Among the presenters was Henry Farrell from George Washington University who drafted a paper with Cosma Shalizi on “Cognitive Democracy and the Internet” (an earlier version appeared on the Crooked Timber Blog).

In essence, the paper is focused on which social institutions (hierarchies, markets, or democracies) are better positioned to solve complex problems (resonating with The GovLab Research’s mapping of contemporary problems that drives government innovation).

“We start instead with a pragmatist question whether these institutions are useful in helping us solve diifficult social problems. Some political problems are simple: the solutions might not be easy to put into practice, but the problems are easy to analyze. But the most vexing problems are usually ones without any very obvious solutions. How do we change legal rules and social norms in order to mitigate the problems of global warming? How do we regulate financial markets so as to minimize the risk of new crises emerging, and limit the harm of those that happen? How do we best encourage the spread of human rights internationally?

These problems all share two important features. First, they are social. That is, they are problems which involve the interaction of many human beings, with different interests, desires, needs and perspectives. Second, they are complex problems, in the sense that scholars of complexity understand the term. To borrow the defi nition of Page (2011, p. 25), they involve diverse entities that interact in a network or contact structure (italics in the original).”

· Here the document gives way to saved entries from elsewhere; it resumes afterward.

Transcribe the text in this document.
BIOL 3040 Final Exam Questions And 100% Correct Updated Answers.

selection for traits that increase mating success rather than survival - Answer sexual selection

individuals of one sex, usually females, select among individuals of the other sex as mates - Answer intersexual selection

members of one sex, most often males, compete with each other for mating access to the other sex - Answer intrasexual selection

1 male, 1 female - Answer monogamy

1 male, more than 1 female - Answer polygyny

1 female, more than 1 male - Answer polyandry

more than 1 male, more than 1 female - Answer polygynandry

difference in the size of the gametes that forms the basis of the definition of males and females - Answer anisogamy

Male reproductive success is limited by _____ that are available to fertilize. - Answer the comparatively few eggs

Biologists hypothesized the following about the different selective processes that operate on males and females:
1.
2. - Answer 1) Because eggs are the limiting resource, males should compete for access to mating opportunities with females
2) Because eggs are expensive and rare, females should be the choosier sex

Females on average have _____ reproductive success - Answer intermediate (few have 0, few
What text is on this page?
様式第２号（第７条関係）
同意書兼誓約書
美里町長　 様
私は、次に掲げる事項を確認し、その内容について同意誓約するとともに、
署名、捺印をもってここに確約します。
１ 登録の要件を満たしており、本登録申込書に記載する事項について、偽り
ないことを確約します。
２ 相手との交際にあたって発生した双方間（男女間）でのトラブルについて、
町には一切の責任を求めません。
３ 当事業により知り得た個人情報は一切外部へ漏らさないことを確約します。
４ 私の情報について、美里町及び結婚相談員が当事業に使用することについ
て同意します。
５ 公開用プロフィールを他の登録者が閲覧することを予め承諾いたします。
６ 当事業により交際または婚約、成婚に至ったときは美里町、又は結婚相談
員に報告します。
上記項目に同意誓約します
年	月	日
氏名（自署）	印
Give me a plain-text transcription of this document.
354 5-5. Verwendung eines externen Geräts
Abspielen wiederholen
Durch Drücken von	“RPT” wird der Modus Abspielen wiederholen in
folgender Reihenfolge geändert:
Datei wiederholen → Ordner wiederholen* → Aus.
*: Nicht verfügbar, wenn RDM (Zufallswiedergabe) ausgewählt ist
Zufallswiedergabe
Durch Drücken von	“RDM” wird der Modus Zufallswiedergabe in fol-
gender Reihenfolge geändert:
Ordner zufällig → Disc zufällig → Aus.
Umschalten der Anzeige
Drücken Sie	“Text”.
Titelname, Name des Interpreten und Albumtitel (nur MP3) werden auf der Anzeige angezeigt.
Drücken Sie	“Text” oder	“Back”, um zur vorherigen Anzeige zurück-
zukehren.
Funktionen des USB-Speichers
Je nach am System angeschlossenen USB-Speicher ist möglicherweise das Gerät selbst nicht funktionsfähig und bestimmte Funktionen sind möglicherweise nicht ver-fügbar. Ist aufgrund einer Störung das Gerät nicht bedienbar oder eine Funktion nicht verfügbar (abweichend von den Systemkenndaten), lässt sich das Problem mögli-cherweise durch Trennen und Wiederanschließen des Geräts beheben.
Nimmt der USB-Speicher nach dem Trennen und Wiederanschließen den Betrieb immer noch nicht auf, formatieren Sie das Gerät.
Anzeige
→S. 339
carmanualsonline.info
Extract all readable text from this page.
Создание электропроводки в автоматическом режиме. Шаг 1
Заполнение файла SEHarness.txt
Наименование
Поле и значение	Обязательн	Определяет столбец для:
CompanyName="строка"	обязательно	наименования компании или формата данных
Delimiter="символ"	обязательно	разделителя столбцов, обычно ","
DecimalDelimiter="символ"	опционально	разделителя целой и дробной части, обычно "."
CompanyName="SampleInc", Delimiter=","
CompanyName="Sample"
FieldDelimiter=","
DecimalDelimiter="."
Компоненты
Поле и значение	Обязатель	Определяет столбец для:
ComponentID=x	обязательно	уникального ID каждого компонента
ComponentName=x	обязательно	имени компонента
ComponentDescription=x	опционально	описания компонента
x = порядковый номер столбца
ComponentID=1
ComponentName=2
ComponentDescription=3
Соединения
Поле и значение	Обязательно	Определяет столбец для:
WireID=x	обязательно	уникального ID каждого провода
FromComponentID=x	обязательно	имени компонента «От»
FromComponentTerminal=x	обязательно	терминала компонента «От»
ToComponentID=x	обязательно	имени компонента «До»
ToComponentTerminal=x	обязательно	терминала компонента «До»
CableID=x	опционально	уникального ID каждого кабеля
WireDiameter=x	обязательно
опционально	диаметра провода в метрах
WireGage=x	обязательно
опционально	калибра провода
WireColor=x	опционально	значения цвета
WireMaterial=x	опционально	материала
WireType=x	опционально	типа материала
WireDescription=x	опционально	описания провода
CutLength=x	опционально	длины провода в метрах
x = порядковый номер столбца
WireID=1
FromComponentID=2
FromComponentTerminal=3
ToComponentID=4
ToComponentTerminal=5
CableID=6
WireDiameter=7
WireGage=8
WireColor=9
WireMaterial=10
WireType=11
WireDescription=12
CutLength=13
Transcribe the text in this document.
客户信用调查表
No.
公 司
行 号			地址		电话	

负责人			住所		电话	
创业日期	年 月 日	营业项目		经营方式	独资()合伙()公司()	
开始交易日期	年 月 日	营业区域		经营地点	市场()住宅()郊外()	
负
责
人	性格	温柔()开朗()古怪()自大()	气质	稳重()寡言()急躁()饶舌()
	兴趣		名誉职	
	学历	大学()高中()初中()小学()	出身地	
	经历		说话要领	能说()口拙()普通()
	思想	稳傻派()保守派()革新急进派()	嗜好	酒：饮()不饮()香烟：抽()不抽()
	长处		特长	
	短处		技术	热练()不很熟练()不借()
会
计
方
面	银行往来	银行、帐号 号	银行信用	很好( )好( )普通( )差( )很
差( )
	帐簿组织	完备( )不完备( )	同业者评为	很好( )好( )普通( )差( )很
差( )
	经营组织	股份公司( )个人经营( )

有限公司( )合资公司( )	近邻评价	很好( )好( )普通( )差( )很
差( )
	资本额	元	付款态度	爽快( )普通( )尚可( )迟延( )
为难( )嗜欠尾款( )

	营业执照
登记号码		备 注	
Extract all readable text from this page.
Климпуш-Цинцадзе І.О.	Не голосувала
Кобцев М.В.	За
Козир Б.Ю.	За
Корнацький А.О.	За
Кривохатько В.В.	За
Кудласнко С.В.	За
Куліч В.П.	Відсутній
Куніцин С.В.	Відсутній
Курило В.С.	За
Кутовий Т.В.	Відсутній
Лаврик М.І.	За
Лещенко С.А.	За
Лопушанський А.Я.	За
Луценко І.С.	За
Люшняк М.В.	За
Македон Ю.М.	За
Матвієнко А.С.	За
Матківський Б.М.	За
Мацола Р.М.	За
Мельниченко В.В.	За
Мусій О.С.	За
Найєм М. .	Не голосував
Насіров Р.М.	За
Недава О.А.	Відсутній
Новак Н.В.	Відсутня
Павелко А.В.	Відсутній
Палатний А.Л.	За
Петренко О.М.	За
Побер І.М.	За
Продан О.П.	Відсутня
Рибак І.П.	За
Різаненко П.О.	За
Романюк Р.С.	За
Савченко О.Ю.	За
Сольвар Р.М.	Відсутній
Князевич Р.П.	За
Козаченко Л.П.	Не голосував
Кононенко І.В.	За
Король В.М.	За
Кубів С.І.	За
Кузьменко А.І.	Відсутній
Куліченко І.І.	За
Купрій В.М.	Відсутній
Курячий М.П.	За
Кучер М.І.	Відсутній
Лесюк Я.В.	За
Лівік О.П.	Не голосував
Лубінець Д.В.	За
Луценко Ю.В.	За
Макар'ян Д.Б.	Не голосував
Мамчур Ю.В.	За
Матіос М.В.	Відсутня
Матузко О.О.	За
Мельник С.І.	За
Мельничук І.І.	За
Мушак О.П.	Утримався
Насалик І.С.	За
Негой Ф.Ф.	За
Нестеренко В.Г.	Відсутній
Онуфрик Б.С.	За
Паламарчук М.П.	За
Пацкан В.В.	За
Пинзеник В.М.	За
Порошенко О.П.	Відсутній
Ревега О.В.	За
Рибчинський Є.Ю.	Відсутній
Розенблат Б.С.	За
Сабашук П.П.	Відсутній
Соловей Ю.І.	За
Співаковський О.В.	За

They subsequently critique the capacity of hierarchies and markets to address these “social problems.” Of particular interest is their assessment of the current “nudge” theories:

“Libertarian paternalism is flawed, not because it restricts peoples’ choices, but because it makes heroic assumptions about choice architects’ ability to figure out what the choices should be, and blocks the architects’ channels for learning better. Libertarian paternalism may still have value where people likely do want, e.g., to save more or take more exercise, but face commitment problems, or when other actors have an incentive to misinform these people or to structure their choices in perverse ways in the absence of a “good” default. However, it will be far less useful, or even actively pernicious, in complex situations, where many actors with different interests make interdependent choices”

The bulk of the paper focuses on the value and potential of democracy to solve problems (where diversity has a high premium). With regard to the current state of our democratic institutions, the paper observes that

“We have no reason to think that actually-existing democratic structures are as good as they could be, or even close. If nothing else, designing institutions is, itself, a highly complex problem, where even the most able decision-makers have little ability to foresee the consequences of their actions. Even when an institution works well at one time, it does so in a context of other institutions and social and physical conditions, which are all constantly changing. Institutional design and reform, then, is always a matter of more or less ambitious “piecemeal social experiments”, to use the phrase of Popper…As emphasized by Popper, and independently by Knight and Johnson, one of the strengths of democracy is its ability to make, monitor, and learn from such experiments”.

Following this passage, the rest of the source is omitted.